Taylor included the fire chief’s and county environmental health department’s notices with the City’s October 2010 notice when he sent it to Diehl. [280]*280In a November 2, 2010 letter, Diehl wrote to the City stating he had asked a retired fire chief to inspect his properties and that individual “reported that he saw nothing he considered a nuisance condition.”

On receiving Diehl’s letter, Taylor sent photos of the blackberry vines and brush on the Properties to the Department of Fish and Game, which informed him that the vines were Himalayan blackberries and the majority of the brush at the Properties was either French broom or Scotch broom, both of which were “non native and extremely invasive,” and that it encouraged removal of invasive species because they “outcompete and destroy native habitat.”

Taylor sent a final notice to Diehl on November 11, 2010, and on January 21, 2011, sent him a notice of a public hearing regarding the conditions on the Properties. Three days before this public hearing, Diehl stated he was unable to attend, requested a continuance and submitted a written response to the nuisance allegations, including a declaration and eight pages of legal arguments.

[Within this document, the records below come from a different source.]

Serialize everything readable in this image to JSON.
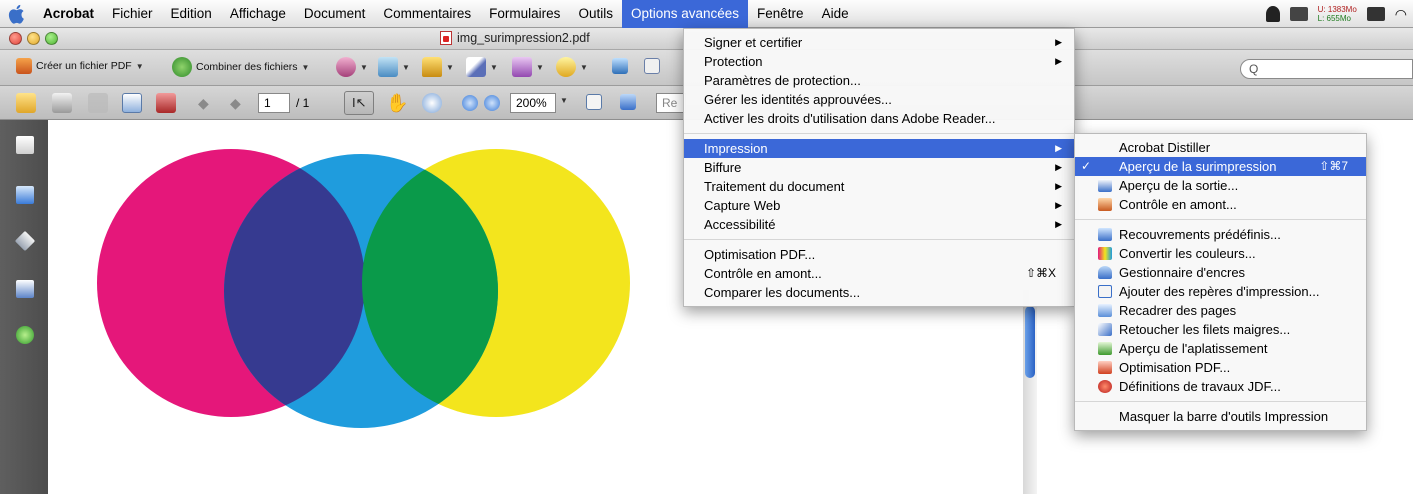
{
  "menubar": {
    "items": [
      "Acrobat",
      "Fichier",
      "Edition",
      "Affichage",
      "Document",
      "Commentaires",
      "Formulaires",
      "Outils",
      "Options avancées",
      "Fenêtre",
      "Aide"
    ],
    "memory": [
      "U: 1383Mo",
      "L: 655Mo"
    ]
  },
  "window": {
    "title": "img_surimpression2.pdf"
  },
  "toolbar": {
    "create_pdf": "Créer un fichier PDF",
    "combine": "Combiner des fichiers",
    "page_current": "1",
    "page_total": "/ 1",
    "zoom": "200%",
    "search_placeholder": "Q",
    "rech_label": "Re"
  },
  "advanced_menu": {
    "group1": [
      "Signer et certifier",
      "Protection",
      "Paramètres de protection...",
      "Gérer les identités approuvées...",
      "Activer les droits d'utilisation dans Adobe Reader..."
    ],
    "group2": [
      "Impression",
      "Biffure",
      "Traitement du document",
      "Capture Web",
      "Accessibilité"
    ],
    "group3": [
      "Optimisation PDF...",
      "Contrôle en amont...",
      "Comparer les documents..."
    ],
    "preflight_shortcut": "⇧⌘X"
  },
  "print_submenu": {
    "item1": "Acrobat Distiller",
    "checked": "Aperçu de la surimpression",
    "checked_shortcut": "⇧⌘7",
    "group1": [
      "Aperçu de la sortie...",
      "Contrôle en amont..."
    ],
    "group2": [
      "Recouvrements prédéfinis...",
      "Convertir les couleurs...",
      "Gestionnaire d'encres",
      "Ajouter des repères d'impression...",
      "Recadrer des pages",
      "Retoucher les filets maigres...",
      "Aperçu de l'aplatissement",
      "Optimisation PDF...",
      "Définitions de travaux JDF..."
    ],
    "hide_toolbar": "Masquer la barre d'outils Impression"
  },
  "colors": {
    "magenta": "#e5177a",
    "cyan": "#1f9cdd",
    "yellow": "#f3e51d",
    "overlap_mc": "#363a90",
    "overlap_cy": "#0a9a4a",
    "highlight": "#3b68d8"
  }
}
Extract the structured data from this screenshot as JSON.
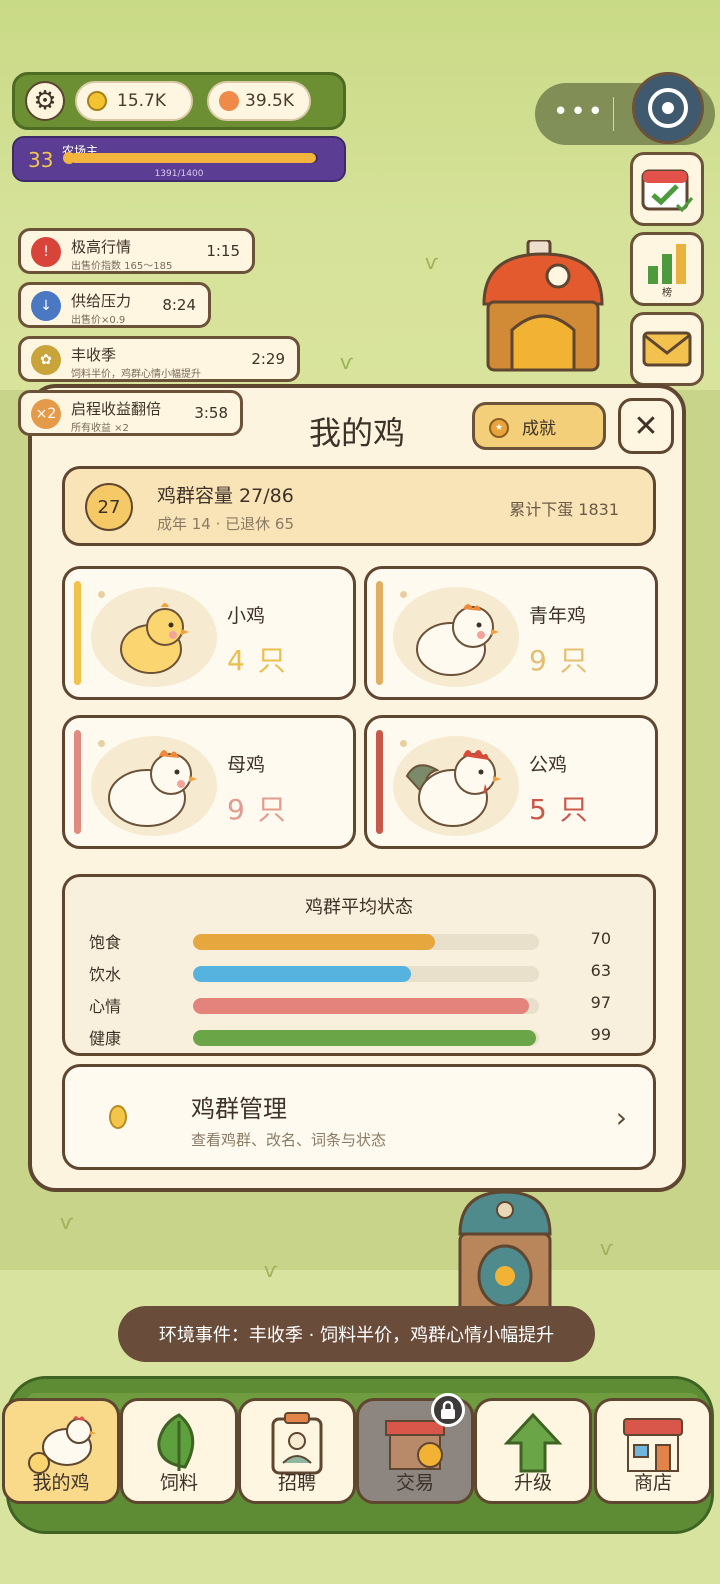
{
  "hud": {
    "coins": "15.7K",
    "gems": "39.5K",
    "level": "33",
    "role": "农场主",
    "xp_text": "1391/1400",
    "xp_ratio": 0.9936
  },
  "side": {
    "rank_label": "榜"
  },
  "events": [
    {
      "icon": "!",
      "title": "极高行情",
      "sub": "出售价指数 165～185",
      "time": "1:15",
      "color": "#d9443a"
    },
    {
      "icon": "↓",
      "title": "供给压力",
      "sub": "出售价×0.9",
      "time": "8:24",
      "color": "#4a78c2"
    },
    {
      "icon": "✿",
      "title": "丰收季",
      "sub": "饲料半价，鸡群心情小幅提升",
      "time": "2:29",
      "color": "#c8a43a"
    },
    {
      "icon": "×2",
      "title": "启程收益翻倍",
      "sub": "所有收益 ×2",
      "time": "3:58",
      "color": "#e59a4a"
    }
  ],
  "panel": {
    "title": "我的鸡",
    "achievement_label": "成就",
    "close_label": "✕",
    "capacity": {
      "badge": "27",
      "title": "鸡群容量 27/86",
      "sub": "成年 14 · 已退休 65",
      "eggs": "累计下蛋 1831"
    },
    "cards": [
      {
        "name": "小鸡",
        "count": "4 只",
        "stripe": "#f0c24a",
        "count_color": "#eabf4e"
      },
      {
        "name": "青年鸡",
        "count": "9 只",
        "stripe": "#e0b060",
        "count_color": "#e4bf72"
      },
      {
        "name": "母鸡",
        "count": "9 只",
        "stripe": "#e08b80",
        "count_color": "#e49a8f"
      },
      {
        "name": "公鸡",
        "count": "5 只",
        "stripe": "#c8594a",
        "count_color": "#c8594a"
      }
    ],
    "status": {
      "title": "鸡群平均状态",
      "rows": [
        {
          "label": "饱食",
          "value": 70,
          "display": "70",
          "color": "#e6a83e"
        },
        {
          "label": "饮水",
          "value": 63,
          "display": "63",
          "color": "#56b2de"
        },
        {
          "label": "心情",
          "value": 97,
          "display": "97",
          "color": "#e4837b"
        },
        {
          "label": "健康",
          "value": 99,
          "display": "99",
          "color": "#6aa548"
        }
      ]
    },
    "management": {
      "title": "鸡群管理",
      "sub": "查看鸡群、改名、词条与状态"
    }
  },
  "toast": "环境事件：丰收季 · 饲料半价，鸡群心情小幅提升",
  "nav": [
    {
      "label": "我的鸡"
    },
    {
      "label": "饲料"
    },
    {
      "label": "招聘"
    },
    {
      "label": "交易"
    },
    {
      "label": "升级"
    },
    {
      "label": "商店"
    }
  ]
}
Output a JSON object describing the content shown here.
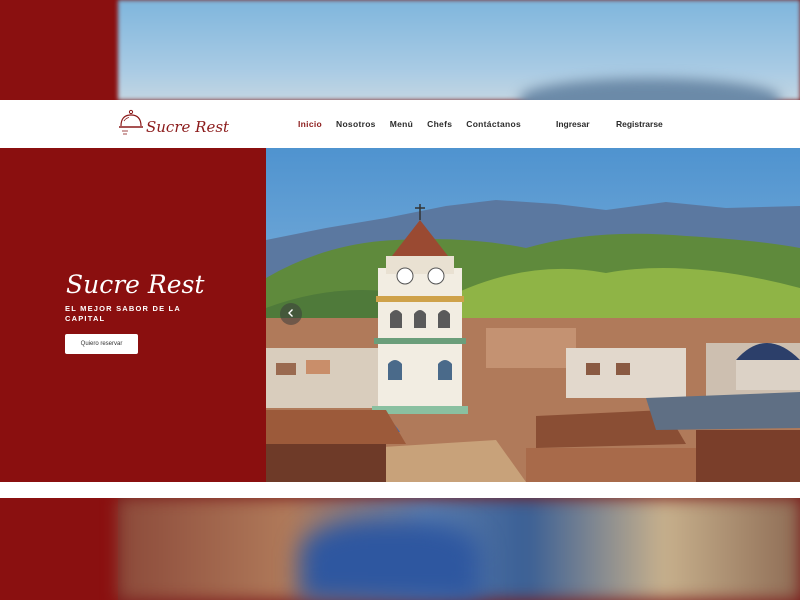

However, Taylor reported to the Crescent City City Council (City Council), Diehl did not make “any effort to cut back the overgrown vegetation on [the Properties].”

At the public hearing on February 7, 2011, Diehl did not appear. Taylor testified under oath and submitted photographs depicting the lots containing brown patches of dead vegetation, an accumulation of trash, weeds and illegally dumped materials, blackberry vines and Scotch or French broom.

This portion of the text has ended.